La bataille de Munda : écrasement du parti pompéien
Situé dans le sud de l’Espagne actuelle[10], dans la province antique d’Hispania Ulterior, le site de Munda a été le théâtre de la dernière grande bataille de la guerre civile.

Cette dernière, datée du 17 mars 45 av. n. è., opposa les troupes césariennes à Gnaeus Pompée, aidé d’un ancien lieutenant de César en Gaule, Titus Labiénus[11]. Selon un témoignage attribué à César, on apprend que les forces en présence étaient inégales :
« Pompée alignait treize légions couvertes sur les ailes par la cavalerie et six mille fantassins légers, auxquels s’ajoutaient des troupes auxiliaires en nombre à peu près égal. Nos forces se montaient, elles, à quatre-vingts cohortes et huit mille cavaliers. »[12]
Tandis que les troupes du jeune Pompée disposaient d’une position stratégique confortable – installées sur les pentes d’une chaîne montagneuse -, César et ses hommes devaient se contenter de la plaine[13]. En dépit d’une supériorité numérique, mais aussi stratégique, du côté pompéien, le camp césarien remporta pourtant la victoire. Néanmoins, celle-ci ne fut pas évidente et le futur dictateur faillit perdre la vie au cours des combats[14]. Les sources antiques rapportent, quant à elles, que la victoire de César fut la conséquence d’une peur des combats chez les pompéiens. Il semblerait au contraire qu’un malentendu soit à l’origine de la victoire de César : alors que les deux armées se faisaient face, aucune ne prenait l’initiative de commencer les combats. Conscient d’être en position de faiblesse, César ordonna à ses soldats de stopper leur avancée :
« Cette halte excita l’ardeur de nos adversaires : c’était la crainte, pensaient-ils, qui retenait les troupes de César d’engager le combat. »[15]
Constatant que les pompéiens avaient relâché leur attention, croyant que César avait peur du combat, ce dernier profita de l’occasion pour engager les hostilités :
« On pousse le cri de guerre et le combat s’engage. Bien que la vaillance de nos hommes fût supérieure, leurs adversaires se défendaient sur la hauteur avec le grand acharnement ; de deux côtés les cris, les assauts accompagnés de grêles de projectiles se faisaient si furieux que nos hommes furent près de douter de la victoire. […] <Réchappèrent> de cette déroute, ceux qui avaient fait de Munda un bastion, et les nôtres furent contraints de les assiéger. »[16]
Selon Yann le Bohec, César n’a dû sa victoire qu’à une erreur que commit son ancien légat Labienus[17]. En effet, ce dernier avait ordonné à cinq cohortes de quitter leur position afin d’aider des unités qui étaient alors en difficulté.

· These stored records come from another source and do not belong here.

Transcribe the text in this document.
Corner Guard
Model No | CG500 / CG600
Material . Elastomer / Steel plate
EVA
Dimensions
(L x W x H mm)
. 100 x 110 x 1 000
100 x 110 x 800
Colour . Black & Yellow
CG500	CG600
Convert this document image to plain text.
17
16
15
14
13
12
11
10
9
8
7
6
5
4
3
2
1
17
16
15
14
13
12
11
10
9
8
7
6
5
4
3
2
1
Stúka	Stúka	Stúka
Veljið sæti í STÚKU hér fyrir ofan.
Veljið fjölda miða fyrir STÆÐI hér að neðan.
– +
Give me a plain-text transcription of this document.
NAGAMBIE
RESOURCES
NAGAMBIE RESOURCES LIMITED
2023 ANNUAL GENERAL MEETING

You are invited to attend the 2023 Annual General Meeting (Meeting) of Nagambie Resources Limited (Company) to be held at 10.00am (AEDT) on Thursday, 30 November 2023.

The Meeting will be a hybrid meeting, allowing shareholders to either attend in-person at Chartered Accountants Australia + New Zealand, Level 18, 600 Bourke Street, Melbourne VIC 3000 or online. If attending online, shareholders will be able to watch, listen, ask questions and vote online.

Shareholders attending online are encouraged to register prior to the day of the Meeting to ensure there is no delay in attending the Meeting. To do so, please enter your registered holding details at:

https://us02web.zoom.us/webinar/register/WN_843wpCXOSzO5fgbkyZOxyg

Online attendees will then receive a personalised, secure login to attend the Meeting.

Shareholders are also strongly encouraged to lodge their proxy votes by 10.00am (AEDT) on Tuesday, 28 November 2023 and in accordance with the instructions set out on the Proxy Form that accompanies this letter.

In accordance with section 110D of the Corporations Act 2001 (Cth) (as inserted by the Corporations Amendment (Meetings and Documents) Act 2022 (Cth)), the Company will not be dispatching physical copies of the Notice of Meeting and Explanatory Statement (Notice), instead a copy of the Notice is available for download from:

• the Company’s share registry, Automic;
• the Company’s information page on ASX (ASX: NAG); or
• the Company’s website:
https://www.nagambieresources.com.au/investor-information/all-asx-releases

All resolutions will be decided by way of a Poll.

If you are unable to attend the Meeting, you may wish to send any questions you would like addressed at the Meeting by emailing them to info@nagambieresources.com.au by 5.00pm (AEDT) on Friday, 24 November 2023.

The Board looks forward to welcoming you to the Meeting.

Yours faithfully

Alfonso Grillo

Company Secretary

Cet ordre a néanmoins été interprété comme un signe de repli par les soldats pompéiens, offrant par conséquent l’avantage stratégique aux césariens. Il est à noter que l’issue de cette bataille semble également s’être jouée sur un plan psychologique. Plutarque rapporte les propos qu’aurait tenu César à des amis :
« J’ai souvent combattu pour la victoire, mais c’est la première fois que j’ai lutté pour ma vie. »[18]
Un autre auteur, Suétone, va jusqu’à dire que César, face au dénouement incertain de la bataille, aurait songé à se suicider[19].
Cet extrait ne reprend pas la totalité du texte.